Working with Muslim adolescent girls is cathartic for me. My earliest memory of injustice is linked to my identity as a Muslim. Over time, being mentored by feminists, I began to understand the complexities of identities and their interplay with each other. While Muslim was a marginalized identity, a Muslim woman was almost like a double whammy. To it if one added sexual choice or caste or both, the situation was even worse. This understanding has informed the work I do.
After many years in the development sector, me and some friends decided that we wanted to focus our work with adolescent girls, taking forward the idea of peace. Peace in the home, in the neighbourhood, the world. The agenda of peace needs understanding and empathy. As opposed to peace, hate thrives on misconceptions and irrational fear of the other. To work towards peace, we needed to dispel the misconceptions fuelling hate and promote values of equality and empathy. Parcham was born out of this idea with the vision of a Just and Equal Society, respectful of Diversity, Celebrating Difference and Interdependence.
Parcham works to build bridges of friendship between communities hostile to each other. We started the first all girls football team in Mumbra, a Muslim ghetto, challenging the notion of the veiled Muslim girl. In this team we brought together Muslim and non Muslims girls for them to play together as teammates, respectful of each other rather than mistrusting each other. Through this intervention the girls were able understand the commonality of their oppression; in patriarchy which had to be fought together. We wanted them to focus on real issues: social, economic, political.
Being selected for the Collective Impact Partnership program was for me a recognition of my work and an opportunity to be visibilize Parcham’s work to an international network while having the opportunity to learn new skills. It was also an opportunity for Parcham to connect with other groups in Maharashtra, to build synergies and work on joint programs for greater impact.

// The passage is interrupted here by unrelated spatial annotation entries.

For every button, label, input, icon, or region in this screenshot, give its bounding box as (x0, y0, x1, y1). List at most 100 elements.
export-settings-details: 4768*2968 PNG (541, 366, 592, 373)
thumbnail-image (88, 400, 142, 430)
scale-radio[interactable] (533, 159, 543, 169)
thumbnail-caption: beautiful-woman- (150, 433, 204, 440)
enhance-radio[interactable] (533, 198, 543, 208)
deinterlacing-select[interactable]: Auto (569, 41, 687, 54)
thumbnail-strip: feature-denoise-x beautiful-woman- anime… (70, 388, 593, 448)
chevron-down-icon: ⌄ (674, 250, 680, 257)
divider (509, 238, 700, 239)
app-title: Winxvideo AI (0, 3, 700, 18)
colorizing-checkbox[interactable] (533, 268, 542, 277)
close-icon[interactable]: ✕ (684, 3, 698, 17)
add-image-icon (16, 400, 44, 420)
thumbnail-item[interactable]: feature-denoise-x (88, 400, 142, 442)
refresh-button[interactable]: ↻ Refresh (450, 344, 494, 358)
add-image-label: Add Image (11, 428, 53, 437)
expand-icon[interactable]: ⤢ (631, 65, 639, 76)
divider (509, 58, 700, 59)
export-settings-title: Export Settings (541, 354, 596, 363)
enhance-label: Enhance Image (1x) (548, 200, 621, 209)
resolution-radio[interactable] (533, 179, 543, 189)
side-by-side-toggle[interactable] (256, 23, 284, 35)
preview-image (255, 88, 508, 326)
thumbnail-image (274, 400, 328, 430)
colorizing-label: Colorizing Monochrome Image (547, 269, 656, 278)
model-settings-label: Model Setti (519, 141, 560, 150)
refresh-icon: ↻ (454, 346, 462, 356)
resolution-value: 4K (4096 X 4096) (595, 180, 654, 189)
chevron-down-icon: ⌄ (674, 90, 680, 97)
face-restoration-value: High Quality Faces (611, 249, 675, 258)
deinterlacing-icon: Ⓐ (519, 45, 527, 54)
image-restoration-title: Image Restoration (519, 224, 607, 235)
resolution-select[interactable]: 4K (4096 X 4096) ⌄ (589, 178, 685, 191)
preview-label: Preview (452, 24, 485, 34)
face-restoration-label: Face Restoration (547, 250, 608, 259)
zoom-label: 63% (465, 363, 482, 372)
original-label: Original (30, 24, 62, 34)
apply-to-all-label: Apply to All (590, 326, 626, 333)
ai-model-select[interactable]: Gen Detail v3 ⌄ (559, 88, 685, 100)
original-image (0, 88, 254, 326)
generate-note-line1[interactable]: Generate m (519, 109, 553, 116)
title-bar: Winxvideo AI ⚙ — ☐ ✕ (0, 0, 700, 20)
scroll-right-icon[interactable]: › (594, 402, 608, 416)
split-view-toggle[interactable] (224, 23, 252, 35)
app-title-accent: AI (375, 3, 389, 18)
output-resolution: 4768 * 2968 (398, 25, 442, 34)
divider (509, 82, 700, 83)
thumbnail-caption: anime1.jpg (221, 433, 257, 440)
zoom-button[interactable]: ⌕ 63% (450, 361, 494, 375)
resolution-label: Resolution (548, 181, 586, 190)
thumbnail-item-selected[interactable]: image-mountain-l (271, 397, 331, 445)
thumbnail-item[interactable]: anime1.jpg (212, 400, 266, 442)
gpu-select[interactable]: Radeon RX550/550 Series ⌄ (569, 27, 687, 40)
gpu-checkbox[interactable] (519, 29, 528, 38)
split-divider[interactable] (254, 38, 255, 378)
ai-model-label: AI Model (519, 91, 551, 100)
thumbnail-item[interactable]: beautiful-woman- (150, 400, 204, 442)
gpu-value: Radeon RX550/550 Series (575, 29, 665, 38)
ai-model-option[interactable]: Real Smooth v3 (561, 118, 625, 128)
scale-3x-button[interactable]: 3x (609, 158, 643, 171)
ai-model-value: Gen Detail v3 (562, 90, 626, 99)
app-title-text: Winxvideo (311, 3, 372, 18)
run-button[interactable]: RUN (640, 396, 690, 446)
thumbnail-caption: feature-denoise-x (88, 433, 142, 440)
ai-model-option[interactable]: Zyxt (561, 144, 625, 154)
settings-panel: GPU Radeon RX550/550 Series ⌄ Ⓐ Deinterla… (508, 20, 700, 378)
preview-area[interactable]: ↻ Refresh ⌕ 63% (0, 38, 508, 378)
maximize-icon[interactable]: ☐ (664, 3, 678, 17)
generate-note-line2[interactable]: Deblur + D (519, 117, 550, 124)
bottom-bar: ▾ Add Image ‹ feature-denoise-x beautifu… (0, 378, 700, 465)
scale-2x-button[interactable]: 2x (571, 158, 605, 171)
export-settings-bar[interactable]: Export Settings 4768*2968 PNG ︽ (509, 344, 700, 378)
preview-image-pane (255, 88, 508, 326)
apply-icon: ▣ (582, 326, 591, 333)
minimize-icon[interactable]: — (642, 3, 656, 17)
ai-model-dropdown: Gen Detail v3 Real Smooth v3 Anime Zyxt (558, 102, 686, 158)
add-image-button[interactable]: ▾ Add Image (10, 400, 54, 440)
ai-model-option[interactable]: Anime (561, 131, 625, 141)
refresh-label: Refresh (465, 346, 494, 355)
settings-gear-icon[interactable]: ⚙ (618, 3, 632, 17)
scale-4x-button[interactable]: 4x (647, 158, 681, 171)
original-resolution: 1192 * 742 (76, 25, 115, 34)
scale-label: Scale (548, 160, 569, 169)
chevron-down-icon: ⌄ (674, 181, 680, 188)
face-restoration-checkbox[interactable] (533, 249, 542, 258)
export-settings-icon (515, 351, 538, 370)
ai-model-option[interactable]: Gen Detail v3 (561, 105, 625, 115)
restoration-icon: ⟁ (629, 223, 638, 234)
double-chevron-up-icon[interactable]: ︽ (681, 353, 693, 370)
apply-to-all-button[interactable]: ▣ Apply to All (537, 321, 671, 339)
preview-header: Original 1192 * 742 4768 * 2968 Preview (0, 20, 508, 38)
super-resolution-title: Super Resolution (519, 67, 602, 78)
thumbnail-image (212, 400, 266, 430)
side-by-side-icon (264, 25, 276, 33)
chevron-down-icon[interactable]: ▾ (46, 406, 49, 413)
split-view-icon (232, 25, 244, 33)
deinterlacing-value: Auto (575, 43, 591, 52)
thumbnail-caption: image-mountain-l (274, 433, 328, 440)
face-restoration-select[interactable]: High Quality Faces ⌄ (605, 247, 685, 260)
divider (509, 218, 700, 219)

The CIP program ended up being more than a networking space for me. The leadership training was respectful of the experience that we brought to the table. It challenged us to do more that what we had already accomplished, making us dream an audacious dream and then make a roadmap for it. I have CIP, especially Tanya and Abha to thank for pushing me to think of growing the football program to a national level now when we are still a volunteer led group without funding. It meant starting a FOOTBALL ACADEMY! Parcham had already in its first year of the football program accomplished the unbelievable: a reservation of a football ground exclusively for women and girls. A first such reservation in the entire country brought about by the determination of young girls! The CIP training took place at the opportune time with a year to the elections, the time for gainful advocacy. Following the CIP training, with the football academy on agenda and the elections around the corner, Parcham members decided to follow up on the reservation, to get the work on the stadium initiated. While the official announcement has been made, we await work on the ground. We are confident that soon women will have a space of their own, to play in peace, to occupy public space outside of domestic responsibility – going to the market or dropping children to school. This confidence will enable them to complete their education and become self reliant through employment. Through the football academy we will be reaching out to Muslim, Dalit and Adivasi girls, the most vulnerable groups socially and economically. This will also help build solidarities and peace.

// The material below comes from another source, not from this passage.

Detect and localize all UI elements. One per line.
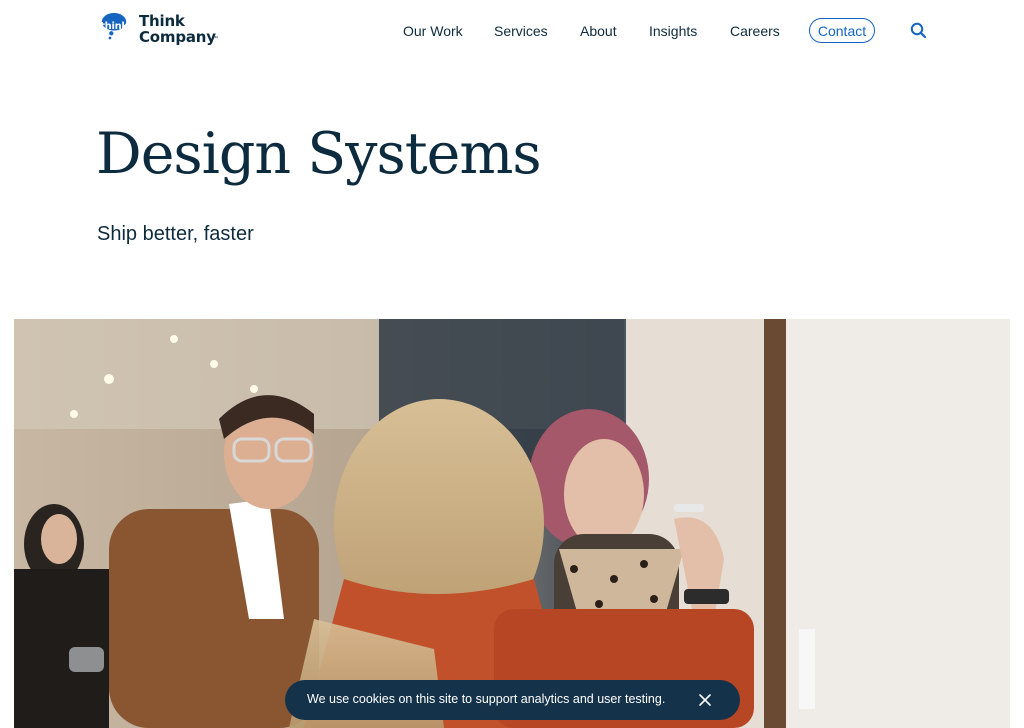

I feel honoured to be have been accepted into the Leadership Program and grateful for the various opportunities provided to me through this platform including the opportunity to represent Rise Up and Parcham at the Women Deliver Conference 2019. At this conference I met other partners of the CIP. Latanya, the President and CEO of Global Fund for Women made time to hear about Parcham's work on arriving at solutions to barriers to Muslim women getting into the workforce in India. I appreciate her warmth and generosity in suggesting resources which would aid this study. I also met with Jensine and Dawn from World Pulse who are amazing motivators. Since I have returned from the Conference, I find myself logging onto World Pulse to draw strength from stories of women change-makers from around the globe. Denise, Founder and ED of Rise Up was constantly on a watch to connect us with people who might have interest in our area of work. Her leadership centred on mentoring other women to become powerful, helping them find their voice is an inspiration. The Conference helped me make connections which will further strengthen Parcham's work for which I am very grateful to CIP.

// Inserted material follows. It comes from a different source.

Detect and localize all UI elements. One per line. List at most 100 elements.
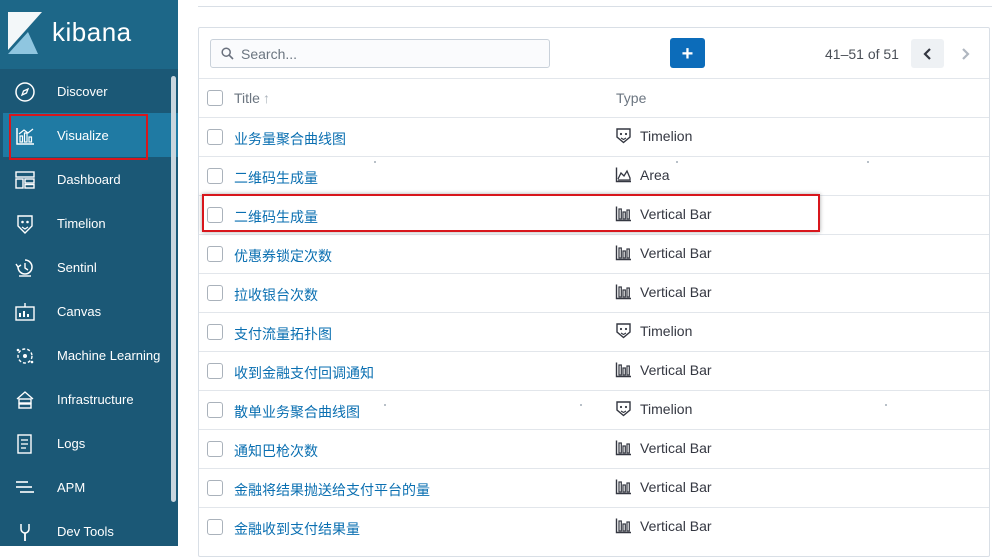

The final leg of the training is now on. Mary, the CEO of PHI is here with us through this week long training to get to know us better, like Denise was at the last week long training. Whoever does that? It is probably because they are women and understand the importance of connecting. And they teach by doing, helping us reflect and become better leaders.
If women have to lead, we need to help each other grow. We become stronger with the support of strong women. The CIP platform is one such beautiful space nurturing leaders and amplifying their voices and their campaigns. A BIG THANK YOU to all the wonderful women who thought of this brilliant platform!
This story was written for the CIP Blog. It has been modified to incorporate my experience at Women Deliver .
The Collective Impact Partnership, a partnership of five organizations, Rise Up, How Women Lead, the Public Health Institute, Global Fund for Women, and World Pulse who came together with the objective of building women leaders’ advocacy, individual leadership, and digital capacities to advance economic empowerment and justice for women and girls in Maharashtra.